Abstract
While a strong start to the year, the numbers may be revised meaningfully. This is the first estimate of January job growth including its modest survey response rate of 64% and January faces greater seasonal adjustment challenges.
Strong Start to 2026
The first estimate of January employment showed a robust start to the year, albeit with caveats.
STRONG START, SIGNIFICANT CAVEATS
The first estimate of January’s job growth was a robust 130,000.
This is the strongest job growth since December 2024 and marks the third consecutive month of increasing job growth.
Healthcare and social assistance accounted for 95% of job growth.
Wage growth was stronger than anticipated at .4% month-over-month (MOM).
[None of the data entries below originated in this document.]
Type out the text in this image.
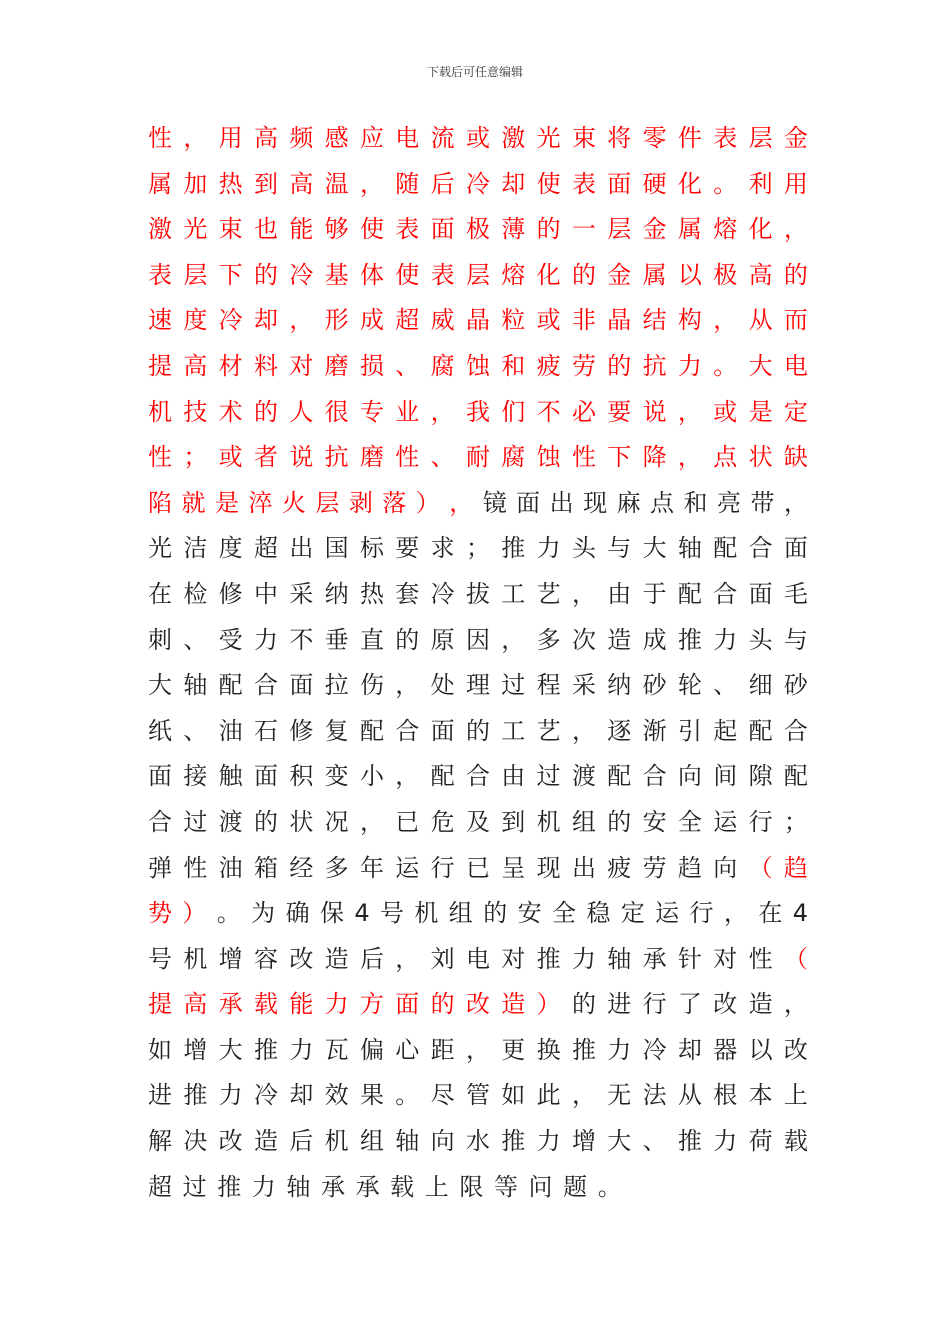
下载后可任意编辑
性 ， 用 高 频 感 应 电 流 或 激 光 束 将 零 件 表 层 金
属 加 热 到 高 温 ， 随 后 冷 却 使 表 面 硬 化 。 利 用
激 光 束 也 能 够 使 表 面 极 薄 的 一 层 金 属 熔 化 ，
表 层 下 的 冷 基 体 使 表 层 熔 化 的 金 属 以 极 高 的
速 度 冷 却 ， 形 成 超 威 晶 粒 或 非 晶 结 构 ， 从 而
提 高 材 料 对 磨 损 、 腐 蚀 和 疲 劳 的 抗 力 。 大 电
机 技 术 的 人 很 专 业 ， 我 们 不 必 要 说 ， 或 是 定
性 ； 或 者 说 抗 磨 性 、 耐 腐 蚀 性 下 降 ， 点 状 缺
陷 就 是 淬 火 层 剥 落 ） ， 镜 面 出 现 麻 点 和 亮 带 ，
光 洁 度 超 出 国 标 要 求 ； 推 力 头 与 大 轴 配 合 面
在 检 修 中 采 纳 热 套 冷 拔 工 艺 ， 由 于 配 合 面 毛
刺 、 受 力 不 垂 直 的 原 因 ， 多 次 造 成 推 力 头 与
大 轴 配 合 面 拉 伤 ， 处 理 过 程 采 纳 砂 轮 、 细 砂
纸 、 油 石 修 复 配 合 面 的 工 艺 ， 逐 渐 引 起 配 合
面 接 触 面 积 变 小 ， 配 合 由 过 渡 配 合 向 间 隙 配
合 过 渡 的 状 况 ， 已 危 及 到 机 组 的 安 全 运 行 ；
弹 性 油 箱 经 多 年 运 行 已 呈 现 出 疲 劳 趋 向 （ 趋
势 ） 。 为 确 保 4 号 机 组 的 安 全 稳 定 运 行 ， 在 4
号 机 增 容 改 造 后 ， 刘 电 对 推 力 轴 承 针 对 性 （
提 高 承 载 能 力 方 面 的 改 造 ） 的 进 行 了 改 造 ，
如 增 大 推 力 瓦 偏 心 距 ， 更 换 推 力 冷 却 器 以 改
进 推 力 冷 却 效 果 。 尽 管 如 此 ， 无 法 从 根 本 上
解 决 改 造 后 机 组 轴 向 水 推 力 增 大 、 推 力 荷 载
超 过 推 力 轴 承 承 载 上 限 等 问 题 。
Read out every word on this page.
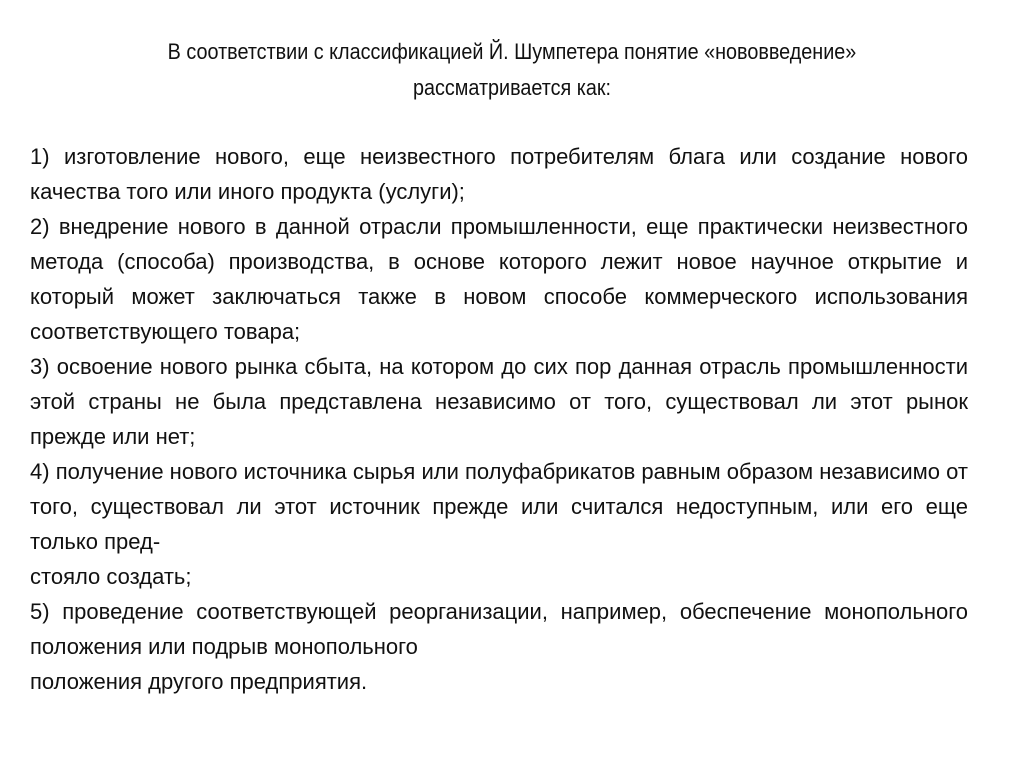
В соответствии с классификацией Й. Шумпетера понятие «нововведение»
рассматривается как:

1) изготовление нового, еще неизвестного потребителям блага или создание нового качества того или иного продукта (услуги);

2) внедрение нового в данной отрасли промышленности, еще практически неизвестного метода (способа) производства, в основе которого лежит новое научное открытие и который может заключаться также в новом способе коммерческого использования соответствующего товара;

3) освоение нового рынка сбыта, на котором до сих пор данная отрасль промышленности этой страны не была представлена независимо от того, существовал ли этот рынок прежде или нет;

4) получение нового источника сырья или полуфабрикатов равным образом независимо от того, существовал ли этот источник прежде или считался недоступным, или его еще только пред-

стояло создать;

5) проведение соответствующей реорганизации, например, обеспечение монопольного положения или подрыв монопольного

положения другого предприятия.
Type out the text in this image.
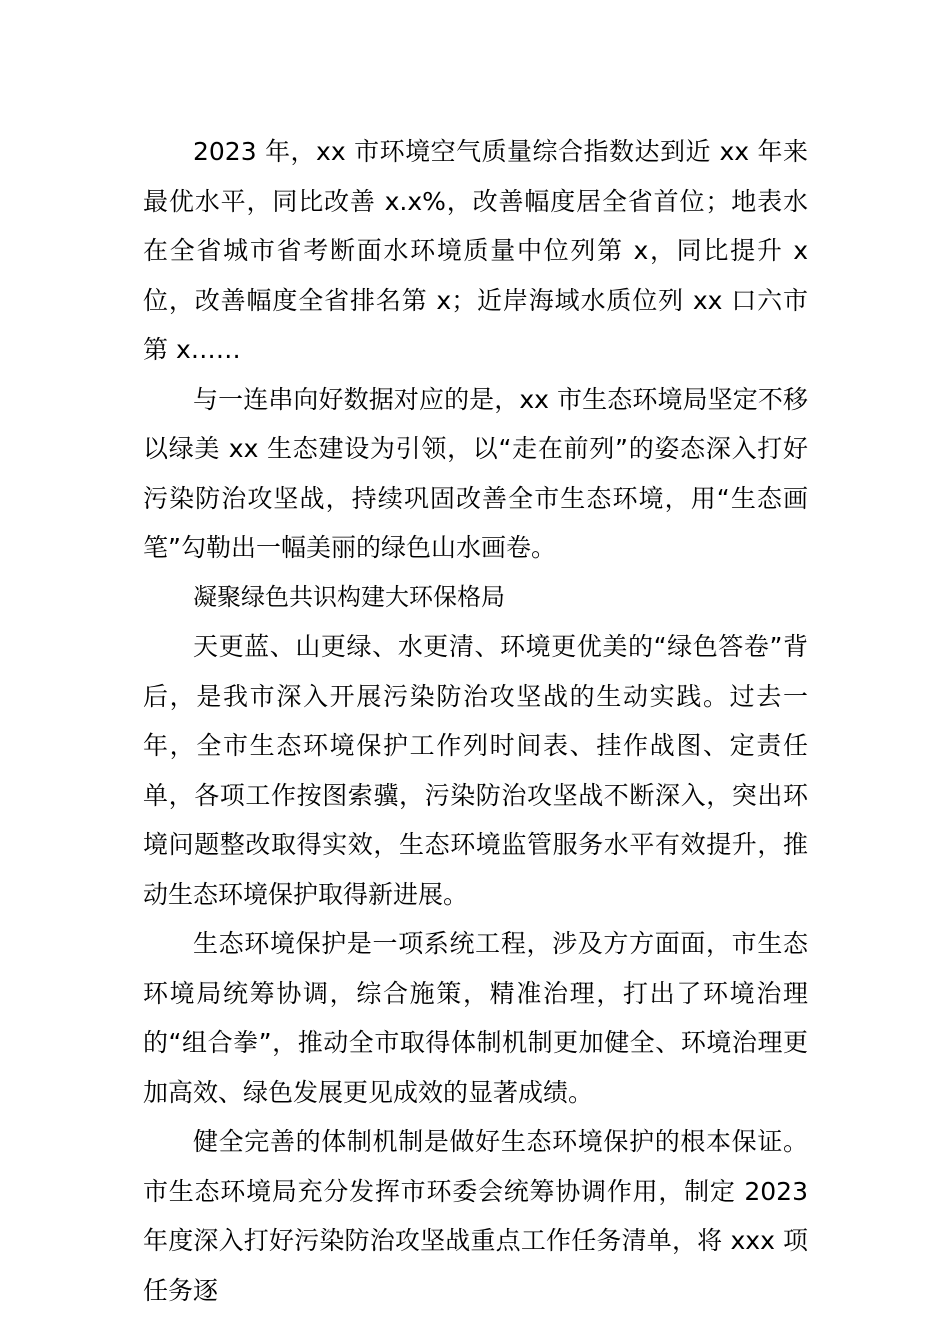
2023 年，xx 市环境空气质量综合指数达到近 xx 年来最优水平，同比改善 x.x%，改善幅度居全省首位；地表水在全省城市省考断面水环境质量中位列第 x，同比提升 x 位，改善幅度全省排名第 x；近岸海域水质位列 xx 口六市第 x……

与一连串向好数据对应的是，xx 市生态环境局坚定不移以绿美 xx 生态建设为引领，以“走在前列”的姿态深入打好污染防治攻坚战，持续巩固改善全市生态环境，用“生态画笔”勾勒出一幅美丽的绿色山水画卷。

凝聚绿色共识构建大环保格局

天更蓝、山更绿、水更清、环境更优美的“绿色答卷”背后，是我市深入开展污染防治攻坚战的生动实践。过去一年，全市生态环境保护工作列时间表、挂作战图、定责任单，各项工作按图索骥，污染防治攻坚战不断深入，突出环境问题整改取得实效，生态环境监管服务水平有效提升，推动生态环境保护取得新进展。

生态环境保护是一项系统工程，涉及方方面面，市生态环境局统筹协调，综合施策，精准治理，打出了环境治理的“组合拳”，推动全市取得体制机制更加健全、环境治理更加高效、绿色发展更见成效的显著成绩。

健全完善的体制机制是做好生态环境保护的根本保证。市生态环境局充分发挥市环委会统筹协调作用，制定 2023 年度深入打好污染防治攻坚战重点工作任务清单，将 xxx 项任务逐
The unemployment rate declined, falling to 4.3%.
The labor force participation rate increased reversing December’s decline.
These numbers will be revised, possibly meaningfully, for multiple reasons.
This is the first estimate of January job growth including its modest survey response rate of 64%.
Additionally, January faces greater seasonal adjustment challenges.
KEY SECTORS IMPROVE
Key sectors showed improving job growth in January including private sector jobs, adding 172,000 jobs, the most since December 2024.
Goods producing jobs showed the strongest job growth since June of 2023 adding 36,000 jobs.
Professional and business services registered its third consecutive month of job growth adding 34,000 jobs reversing six months of declines.
The most promising news was that for the first time since November 2024, manufacturing showed positive job growth, albeit a modest 5,000.
The manufacturing reversal is in line with the employment subindex of the ISM manufacturing index moving closer to expansion, albeit also with its own caveats.
Given the caveats mentioned and conflicting jobs data from other sources, additional strengthening in these sectors is required to both confirm this month’s initial estimate and a new trend in each.